3. 'It Hasn't' Doesn't Mean 'It Can't'
With the exception of 4-year-old boys, people today hardly blink as they pass the massive earthmovers common at construction sites. Some of these machines are the size of small buildings themselves. There was a time, however, when no one conceived of machinery on such a scale. R.G. LeTourneau successfully made earthmoving machines, but why stop there? After he sold one manufacturing firm, he started another-this time to employ game-changing technology in earthmoving equipment that he pioneered. His career decisions shone out a simple truth: just because something hasn't been done, doesn't mean it can't be done.
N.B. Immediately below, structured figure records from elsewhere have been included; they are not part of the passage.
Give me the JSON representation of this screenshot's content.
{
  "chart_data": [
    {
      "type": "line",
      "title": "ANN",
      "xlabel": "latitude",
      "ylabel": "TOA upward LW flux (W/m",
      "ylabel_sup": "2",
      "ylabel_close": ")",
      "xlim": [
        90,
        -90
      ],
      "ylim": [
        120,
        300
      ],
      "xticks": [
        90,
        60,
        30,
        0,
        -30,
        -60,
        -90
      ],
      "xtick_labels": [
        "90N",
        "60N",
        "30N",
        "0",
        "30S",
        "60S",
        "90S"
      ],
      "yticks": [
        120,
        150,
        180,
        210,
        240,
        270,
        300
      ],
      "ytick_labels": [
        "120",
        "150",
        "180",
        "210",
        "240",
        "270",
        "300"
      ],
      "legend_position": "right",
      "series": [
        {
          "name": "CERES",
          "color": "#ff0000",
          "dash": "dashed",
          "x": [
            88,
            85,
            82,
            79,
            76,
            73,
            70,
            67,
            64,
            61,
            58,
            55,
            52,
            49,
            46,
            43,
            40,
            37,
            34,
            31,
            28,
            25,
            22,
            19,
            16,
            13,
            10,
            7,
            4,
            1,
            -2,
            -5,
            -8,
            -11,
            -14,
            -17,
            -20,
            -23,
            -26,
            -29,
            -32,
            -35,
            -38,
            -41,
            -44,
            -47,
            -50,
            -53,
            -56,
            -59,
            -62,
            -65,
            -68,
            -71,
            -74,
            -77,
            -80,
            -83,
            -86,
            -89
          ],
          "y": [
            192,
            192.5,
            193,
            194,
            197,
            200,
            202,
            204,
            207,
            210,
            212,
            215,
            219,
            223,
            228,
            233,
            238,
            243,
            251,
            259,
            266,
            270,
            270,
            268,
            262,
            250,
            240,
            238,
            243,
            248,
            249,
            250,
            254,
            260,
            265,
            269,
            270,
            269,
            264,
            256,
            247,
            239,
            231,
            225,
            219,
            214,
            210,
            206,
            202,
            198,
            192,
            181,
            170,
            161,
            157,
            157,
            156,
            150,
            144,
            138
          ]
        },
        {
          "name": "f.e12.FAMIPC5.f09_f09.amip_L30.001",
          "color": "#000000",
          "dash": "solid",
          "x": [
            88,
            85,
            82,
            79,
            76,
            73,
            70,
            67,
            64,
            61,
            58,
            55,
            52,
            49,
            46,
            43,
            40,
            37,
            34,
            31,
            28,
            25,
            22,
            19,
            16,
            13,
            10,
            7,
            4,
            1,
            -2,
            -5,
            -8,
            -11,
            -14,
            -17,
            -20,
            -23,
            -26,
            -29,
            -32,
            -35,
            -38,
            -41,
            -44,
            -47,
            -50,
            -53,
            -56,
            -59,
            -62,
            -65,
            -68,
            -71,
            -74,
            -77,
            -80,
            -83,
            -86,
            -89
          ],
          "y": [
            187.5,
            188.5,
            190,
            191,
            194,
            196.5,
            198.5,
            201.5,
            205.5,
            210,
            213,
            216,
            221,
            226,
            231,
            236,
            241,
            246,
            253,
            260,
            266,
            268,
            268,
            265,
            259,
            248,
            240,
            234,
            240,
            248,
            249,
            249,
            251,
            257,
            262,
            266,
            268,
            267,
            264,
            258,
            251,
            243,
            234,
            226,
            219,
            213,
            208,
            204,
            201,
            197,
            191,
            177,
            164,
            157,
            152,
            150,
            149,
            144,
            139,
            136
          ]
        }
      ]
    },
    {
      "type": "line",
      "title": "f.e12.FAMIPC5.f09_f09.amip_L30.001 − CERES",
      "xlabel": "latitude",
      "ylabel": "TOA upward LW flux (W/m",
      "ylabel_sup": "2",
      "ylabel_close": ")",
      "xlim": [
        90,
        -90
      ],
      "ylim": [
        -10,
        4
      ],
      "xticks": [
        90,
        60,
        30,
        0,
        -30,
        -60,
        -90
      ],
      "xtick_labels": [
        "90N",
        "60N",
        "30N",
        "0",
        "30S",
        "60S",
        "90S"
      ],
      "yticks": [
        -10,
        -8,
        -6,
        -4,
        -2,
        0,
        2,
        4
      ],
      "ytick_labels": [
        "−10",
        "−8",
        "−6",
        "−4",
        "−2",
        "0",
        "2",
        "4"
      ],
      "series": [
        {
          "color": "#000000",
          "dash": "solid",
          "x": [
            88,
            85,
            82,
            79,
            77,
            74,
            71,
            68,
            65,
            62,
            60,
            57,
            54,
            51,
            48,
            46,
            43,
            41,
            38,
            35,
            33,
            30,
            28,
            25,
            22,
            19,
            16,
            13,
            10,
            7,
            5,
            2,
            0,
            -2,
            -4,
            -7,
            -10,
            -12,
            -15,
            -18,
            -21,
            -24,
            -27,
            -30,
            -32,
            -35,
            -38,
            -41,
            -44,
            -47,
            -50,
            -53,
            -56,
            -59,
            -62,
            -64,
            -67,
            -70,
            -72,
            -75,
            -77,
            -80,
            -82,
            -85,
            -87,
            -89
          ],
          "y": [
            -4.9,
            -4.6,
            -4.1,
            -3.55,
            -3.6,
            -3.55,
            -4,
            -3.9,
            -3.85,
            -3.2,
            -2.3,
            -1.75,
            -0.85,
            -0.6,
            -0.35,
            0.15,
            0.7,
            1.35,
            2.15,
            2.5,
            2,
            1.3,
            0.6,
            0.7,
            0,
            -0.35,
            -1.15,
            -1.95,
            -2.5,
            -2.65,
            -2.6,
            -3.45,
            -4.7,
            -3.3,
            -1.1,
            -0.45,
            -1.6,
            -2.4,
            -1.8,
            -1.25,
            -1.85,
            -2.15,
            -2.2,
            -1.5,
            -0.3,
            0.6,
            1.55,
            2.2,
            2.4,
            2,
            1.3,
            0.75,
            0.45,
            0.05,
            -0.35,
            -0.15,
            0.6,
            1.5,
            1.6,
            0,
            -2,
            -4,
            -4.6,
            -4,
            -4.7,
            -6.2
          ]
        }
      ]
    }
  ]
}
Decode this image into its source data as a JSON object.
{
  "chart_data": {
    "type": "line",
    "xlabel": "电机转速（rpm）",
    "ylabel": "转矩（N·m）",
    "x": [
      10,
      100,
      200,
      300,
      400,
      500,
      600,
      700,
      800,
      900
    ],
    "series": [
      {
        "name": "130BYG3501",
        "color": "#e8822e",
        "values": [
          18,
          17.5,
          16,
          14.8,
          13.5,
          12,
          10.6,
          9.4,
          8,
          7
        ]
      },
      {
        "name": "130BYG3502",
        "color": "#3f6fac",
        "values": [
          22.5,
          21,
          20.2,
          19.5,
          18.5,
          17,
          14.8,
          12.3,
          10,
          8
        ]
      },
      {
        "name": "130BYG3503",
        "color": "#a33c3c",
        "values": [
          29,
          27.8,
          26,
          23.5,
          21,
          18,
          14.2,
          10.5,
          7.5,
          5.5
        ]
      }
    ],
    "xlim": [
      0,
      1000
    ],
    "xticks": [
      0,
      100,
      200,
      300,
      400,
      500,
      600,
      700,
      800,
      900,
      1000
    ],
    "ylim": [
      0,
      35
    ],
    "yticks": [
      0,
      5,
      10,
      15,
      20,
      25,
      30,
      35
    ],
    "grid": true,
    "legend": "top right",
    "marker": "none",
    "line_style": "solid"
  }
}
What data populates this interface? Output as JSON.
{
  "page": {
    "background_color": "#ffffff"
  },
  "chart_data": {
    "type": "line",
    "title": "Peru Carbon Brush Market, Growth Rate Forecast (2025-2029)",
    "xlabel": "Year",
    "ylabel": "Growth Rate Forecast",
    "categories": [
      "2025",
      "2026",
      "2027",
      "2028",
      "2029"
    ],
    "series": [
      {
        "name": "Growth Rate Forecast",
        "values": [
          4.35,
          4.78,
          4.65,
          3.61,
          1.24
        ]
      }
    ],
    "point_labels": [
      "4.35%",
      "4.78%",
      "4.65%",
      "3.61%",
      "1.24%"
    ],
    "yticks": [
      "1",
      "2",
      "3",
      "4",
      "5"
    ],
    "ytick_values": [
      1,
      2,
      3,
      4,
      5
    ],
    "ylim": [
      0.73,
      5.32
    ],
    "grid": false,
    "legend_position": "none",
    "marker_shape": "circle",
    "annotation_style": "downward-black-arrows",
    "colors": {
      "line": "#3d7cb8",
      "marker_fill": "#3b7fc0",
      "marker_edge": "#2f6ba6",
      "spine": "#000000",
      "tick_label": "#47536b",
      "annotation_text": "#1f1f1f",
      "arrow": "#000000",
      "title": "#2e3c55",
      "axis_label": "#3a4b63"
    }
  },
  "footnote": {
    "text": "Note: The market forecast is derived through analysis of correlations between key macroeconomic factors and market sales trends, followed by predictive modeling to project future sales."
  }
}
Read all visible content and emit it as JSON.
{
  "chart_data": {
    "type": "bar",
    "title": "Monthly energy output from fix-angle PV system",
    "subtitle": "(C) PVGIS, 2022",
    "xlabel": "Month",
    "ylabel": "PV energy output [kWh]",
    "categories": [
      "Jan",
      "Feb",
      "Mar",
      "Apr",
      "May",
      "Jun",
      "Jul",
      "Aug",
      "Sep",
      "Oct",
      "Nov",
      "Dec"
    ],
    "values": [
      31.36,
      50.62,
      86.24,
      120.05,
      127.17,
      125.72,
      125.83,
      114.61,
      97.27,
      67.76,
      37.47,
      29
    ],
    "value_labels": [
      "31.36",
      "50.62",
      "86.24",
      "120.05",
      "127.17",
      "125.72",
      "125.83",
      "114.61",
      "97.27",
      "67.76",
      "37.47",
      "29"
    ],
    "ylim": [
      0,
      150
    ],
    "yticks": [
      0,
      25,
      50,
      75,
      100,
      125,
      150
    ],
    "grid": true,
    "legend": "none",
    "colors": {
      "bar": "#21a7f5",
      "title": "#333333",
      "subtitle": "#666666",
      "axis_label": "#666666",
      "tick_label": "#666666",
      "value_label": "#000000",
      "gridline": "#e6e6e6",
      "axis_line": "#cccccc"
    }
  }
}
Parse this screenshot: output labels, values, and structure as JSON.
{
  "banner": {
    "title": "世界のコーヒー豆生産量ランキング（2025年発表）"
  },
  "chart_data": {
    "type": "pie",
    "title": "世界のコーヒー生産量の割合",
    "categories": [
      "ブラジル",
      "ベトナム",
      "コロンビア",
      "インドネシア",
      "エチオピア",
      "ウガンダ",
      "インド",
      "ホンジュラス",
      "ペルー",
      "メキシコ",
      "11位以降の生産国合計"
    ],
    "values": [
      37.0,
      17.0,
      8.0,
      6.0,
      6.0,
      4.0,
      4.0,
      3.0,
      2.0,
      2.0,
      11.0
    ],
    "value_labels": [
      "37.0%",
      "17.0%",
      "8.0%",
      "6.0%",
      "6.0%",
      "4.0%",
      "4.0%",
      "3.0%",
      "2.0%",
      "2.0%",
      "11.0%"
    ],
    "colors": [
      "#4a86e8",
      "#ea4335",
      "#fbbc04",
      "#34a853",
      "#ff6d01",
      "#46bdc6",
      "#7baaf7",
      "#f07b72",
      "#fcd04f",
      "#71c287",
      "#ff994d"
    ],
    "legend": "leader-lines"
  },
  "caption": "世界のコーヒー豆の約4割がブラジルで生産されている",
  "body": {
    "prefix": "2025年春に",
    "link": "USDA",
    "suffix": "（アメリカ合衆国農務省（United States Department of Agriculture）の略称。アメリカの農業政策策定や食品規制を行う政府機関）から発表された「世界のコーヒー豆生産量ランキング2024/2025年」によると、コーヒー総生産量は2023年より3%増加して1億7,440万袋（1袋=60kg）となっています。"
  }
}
4. Your Mission Field? You're working in It.
R.G. LeTourneau moved the earth in many ways. Another case in point: He pioneered the idea that a "mission" field goes way outside the borders of church work or foreign service. What about the workplace? R.G. LeTourneau, in fact, often was called "God's businessman." That legacy thrives on at the university he founded, America's only Christian university clearly mandated to prepare Christians for the marketplace.

5. Some Things Never Move
R.G. LeTourneau in his day moved a lot of dirt, but never forgot that both work and personal life have everything to do with that real estate that does not shift: where a person stands with God. Through bottomed-out economies, personal catastrophe, bad business partners, short deadlines, breakdowns, hard decisions-and repeatedly facing off against real mountains-he knew who God was, so he knew who he was.

The smartest business people I know seek out any best practices that can advance their courses, their ladders and climbs. If you're just hearing about R.G. LeTourneau, you would do well to study what made him such an original. If you know about him, you already know that.

Dr. Dale Lunsford is president of LeTourneau University.